Emmy: Peaches and I met in 2012. Macmillan started a new campaign: Fierce Reads. They picked four debut young adult authors and sent us out on a two-week tour together. Each of us a total newbie and all strangers to each other.
Anna: Cut to three years later and we’re the best of friends.
Emmy: Very good friends.
Anna: Pretty sure I said the best of friends.
Emmy: Sorry. Yes, dear. The best of friends.
Anna: Anyhoo, Emmy and I are going to ask each other a question about heroes and heroines in fiction today, and I get to go first. So Emmy, in Monument 14, the main character Dean is decidedly average—that is, until the apocalypse hits. Is it difficult to write a hero, put him through so much, and then allow him to make unheroic decisions?
Emmy: Yes, Monument 14 tells the story of fourteen kids who get trapped in a superstore while civilization collapses outside the gates.
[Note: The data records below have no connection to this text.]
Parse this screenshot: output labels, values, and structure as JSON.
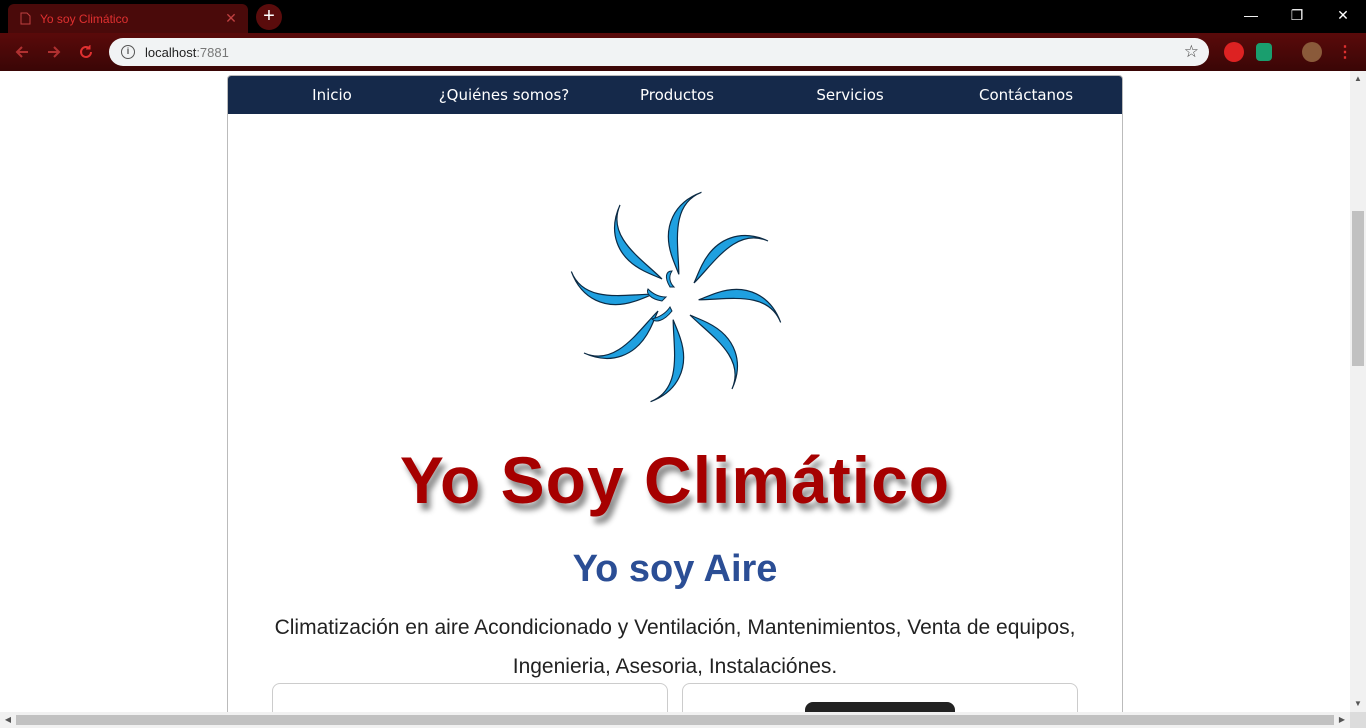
{
  "browser": {
    "tab_title": "Yo soy Climático",
    "tab_close": "✕",
    "new_tab": "+",
    "url_host": "localhost",
    "url_port": ":7881",
    "window_controls": {
      "minimize": "—",
      "restore": "❐",
      "close": "✕"
    },
    "icons": [
      "back-arrow-icon",
      "forward-arrow-icon",
      "reload-icon",
      "info-icon",
      "star-icon",
      "extension-icon",
      "profile-avatar",
      "menu-icon"
    ]
  },
  "nav": {
    "items": [
      {
        "label": "Inicio"
      },
      {
        "label": "¿Quiénes somos?"
      },
      {
        "label": "Productos"
      },
      {
        "label": "Servicios"
      },
      {
        "label": "Contáctanos"
      }
    ],
    "background": "#15294a"
  },
  "hero": {
    "brand": "Yo Soy Climático",
    "slogan": "Yo soy Aire",
    "description": "Climatización en aire Acondicionado y Ventilación, Mantenimientos, Venta de equipos, Ingenieria, Asesoria, Instalaciónes.",
    "brand_color": "#a60000",
    "slogan_color": "#2b4e95",
    "logo_color": "#1fa0e0"
  }
}
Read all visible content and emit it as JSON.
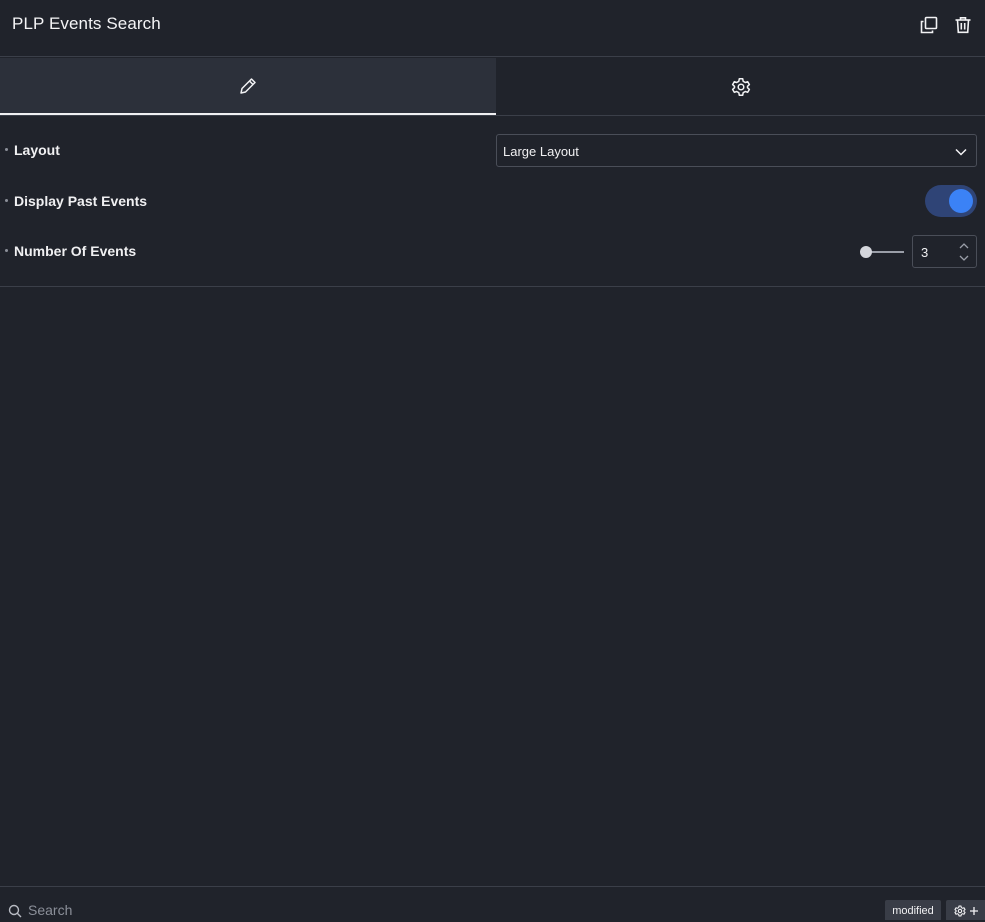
{
  "header": {
    "title": "PLP Events Search",
    "actions": [
      {
        "name": "duplicate",
        "icon": "duplicate-icon"
      },
      {
        "name": "delete",
        "icon": "trash-icon"
      }
    ]
  },
  "tabs": [
    {
      "name": "content",
      "icon": "pencil-icon",
      "active": true
    },
    {
      "name": "advanced",
      "icon": "gear-icon",
      "active": false
    }
  ],
  "controls": {
    "layout": {
      "label": "Layout",
      "selected": "Large Layout"
    },
    "display_past_events": {
      "label": "Display Past Events",
      "enabled": true
    },
    "number_of_events": {
      "label": "Number Of Events",
      "value": "3",
      "slider_fraction": 0.0
    }
  },
  "footer": {
    "search_placeholder": "Search",
    "modified_label": "modified"
  },
  "colors": {
    "background": "#20232b",
    "active_tab": "#2c303a",
    "accent": "#3b82f6",
    "toggle_track": "#2f4476",
    "border": "#3b3f49"
  }
}
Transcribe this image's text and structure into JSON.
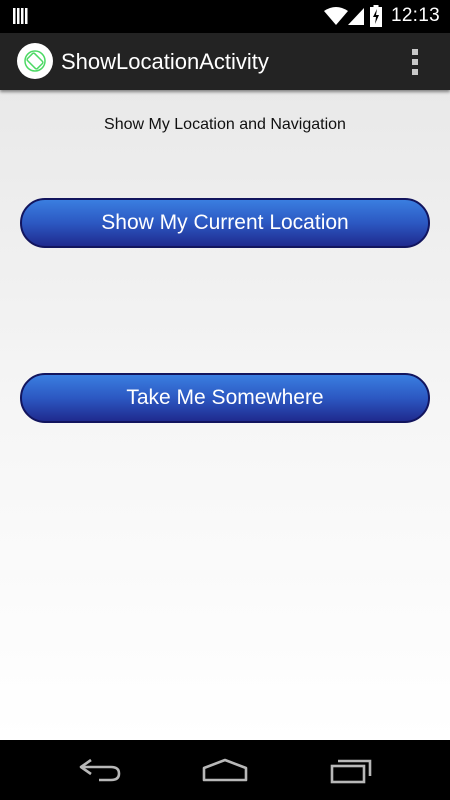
{
  "status_bar": {
    "time": "12:13",
    "icons": [
      "notification-icon",
      "wifi-icon",
      "signal-icon",
      "battery-charging-icon"
    ]
  },
  "action_bar": {
    "title": "ShowLocationActivity",
    "app_icon": "app-logo-icon",
    "overflow_icon": "overflow-menu-icon"
  },
  "main": {
    "subtitle": "Show My Location and Navigation",
    "buttons": [
      {
        "label": "Show My Current Location"
      },
      {
        "label": "Take Me Somewhere"
      }
    ]
  },
  "nav_bar": {
    "icons": [
      "back-icon",
      "home-icon",
      "recents-icon"
    ]
  },
  "colors": {
    "button_top": "#3a7ee0",
    "button_bottom": "#1f2a8e",
    "button_border": "#12155e",
    "action_bar": "#232323",
    "app_icon_accent": "#4cd964"
  }
}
And I wanted the situation and the responses of the kids to feel utterly grounded and realistic. That means Dean, the 16-year-old narrator, had to make decisions informed by his instincts. Not the lofty, selfless acts of a hero, but the hard-scrapping, survival tactics of a kid in a jam.
In the end, I was aiming for the most truthful responses possible from all the characters. That leaves them looking heroic at times, selfish at times . . . just like all of us, they are brave and cowardly, and lost, then found. I tried to make them real.
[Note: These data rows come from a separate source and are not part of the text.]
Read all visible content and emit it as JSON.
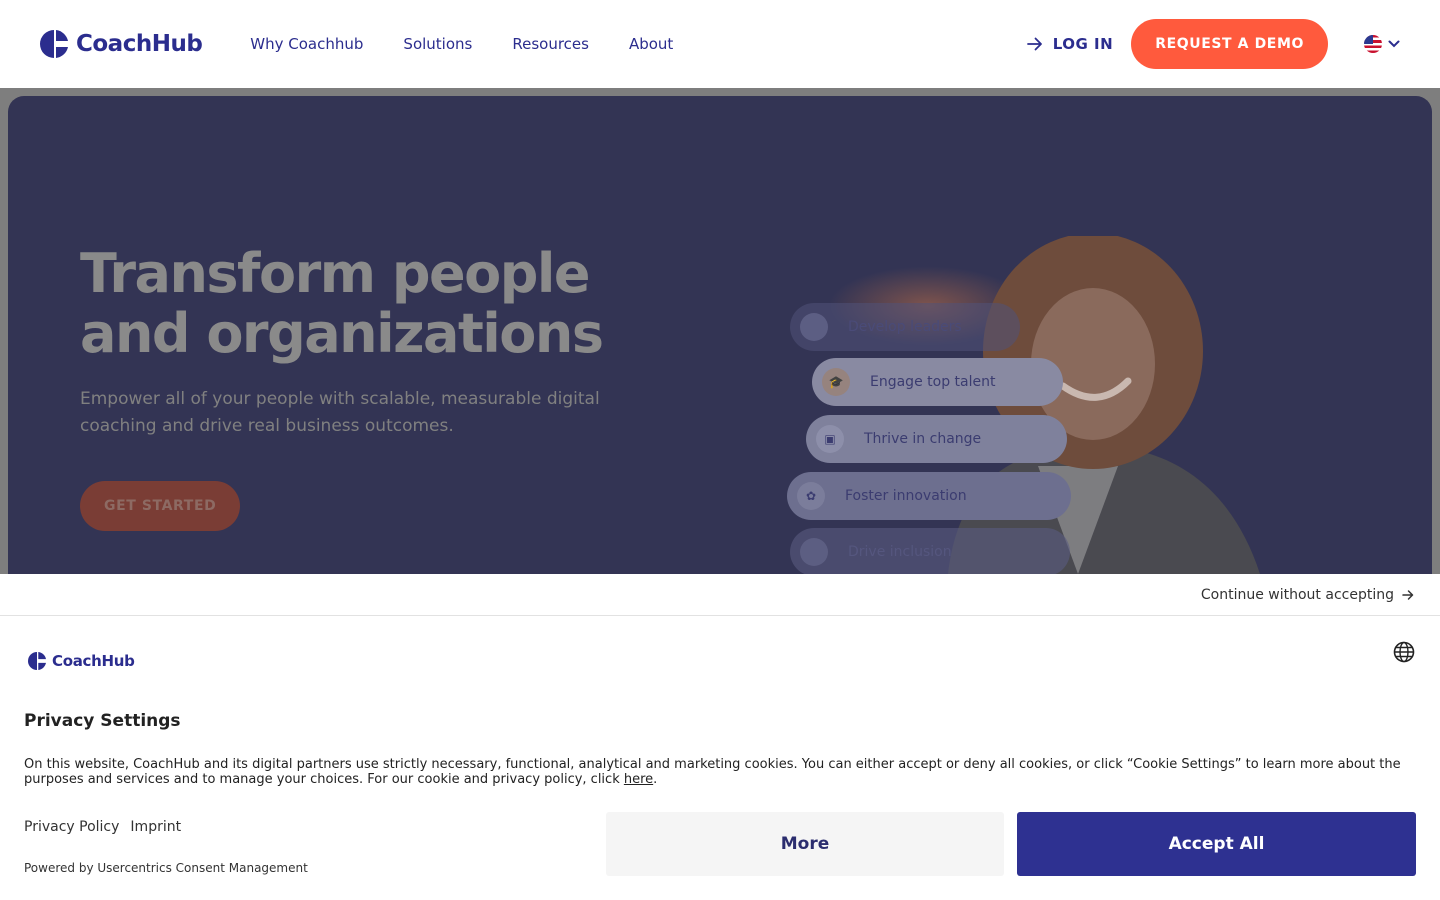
{
  "header": {
    "logo_text": "CoachHub",
    "nav": [
      "Why Coachhub",
      "Solutions",
      "Resources",
      "About"
    ],
    "login_label": "LOG IN",
    "demo_label": "REQUEST A DEMO",
    "language_icon": "us-flag-icon"
  },
  "hero": {
    "title": "Transform people and organizations",
    "subtitle": "Empower all of your people with scalable, measurable digital coaching and drive real business outcomes.",
    "cta_label": "GET STARTED",
    "pills": [
      {
        "label": "Develop leaders",
        "icon": "target-icon"
      },
      {
        "label": "Engage top talent",
        "icon": "graduation-cap-icon"
      },
      {
        "label": "Thrive in change",
        "icon": "document-icon"
      },
      {
        "label": "Foster innovation",
        "icon": "lotus-icon"
      },
      {
        "label": "Drive inclusion",
        "icon": "person-icon"
      }
    ]
  },
  "cookie_banner": {
    "continue_label": "Continue without accepting",
    "logo_text": "CoachHub",
    "title": "Privacy Settings",
    "body": "On this website, CoachHub and its digital partners use strictly necessary, functional, analytical and marketing cookies. You can either accept or deny all cookies, or click “Cookie Settings” to learn more about the purposes and services and to manage your choices. For our cookie and privacy policy, click ",
    "body_link": "here",
    "body_end": ".",
    "privacy_policy_label": "Privacy Policy",
    "imprint_label": "Imprint",
    "powered_by": "Powered by Usercentrics Consent Management",
    "more_label": "More",
    "accept_label": "Accept All"
  },
  "colors": {
    "brand": "#2b2d8e",
    "accent": "#ff5a3d",
    "hero_overlay": "#333454",
    "accept": "#2e3191"
  }
}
My turn to ask a question. Let’s take a look at Emma, the central character of your Syrena Legacy series. One of the things I love about the trilogy is that Emma starts out as a regular high school girl, but is transformed, both physically and spiritually, by her experiences with the Syrena. What do you think is the most courageous moment in the series for her?
Anna: Well, Emma has several moments, I think. She did uppercut a shark at one point, so she’s a tad feisty. But there IS one moment that really stands out to me as being truly courageous. It happens in Of Triton, where Emma is faced with the decision to either keep her identity a secret, or risk her life by revealing who—and what—she really is in order to save her loved ones. She definitely makes a gutsy move here. Also, more sharks are involved, in a surprising way.
In Of Neptune, I think her true courage shines through when she sets out to determine who she really is, and how she really wants to live her life. In fact, I think that for all of us, it takes courage to be ourselves and to truly accept who we really are, no matter how the world views us.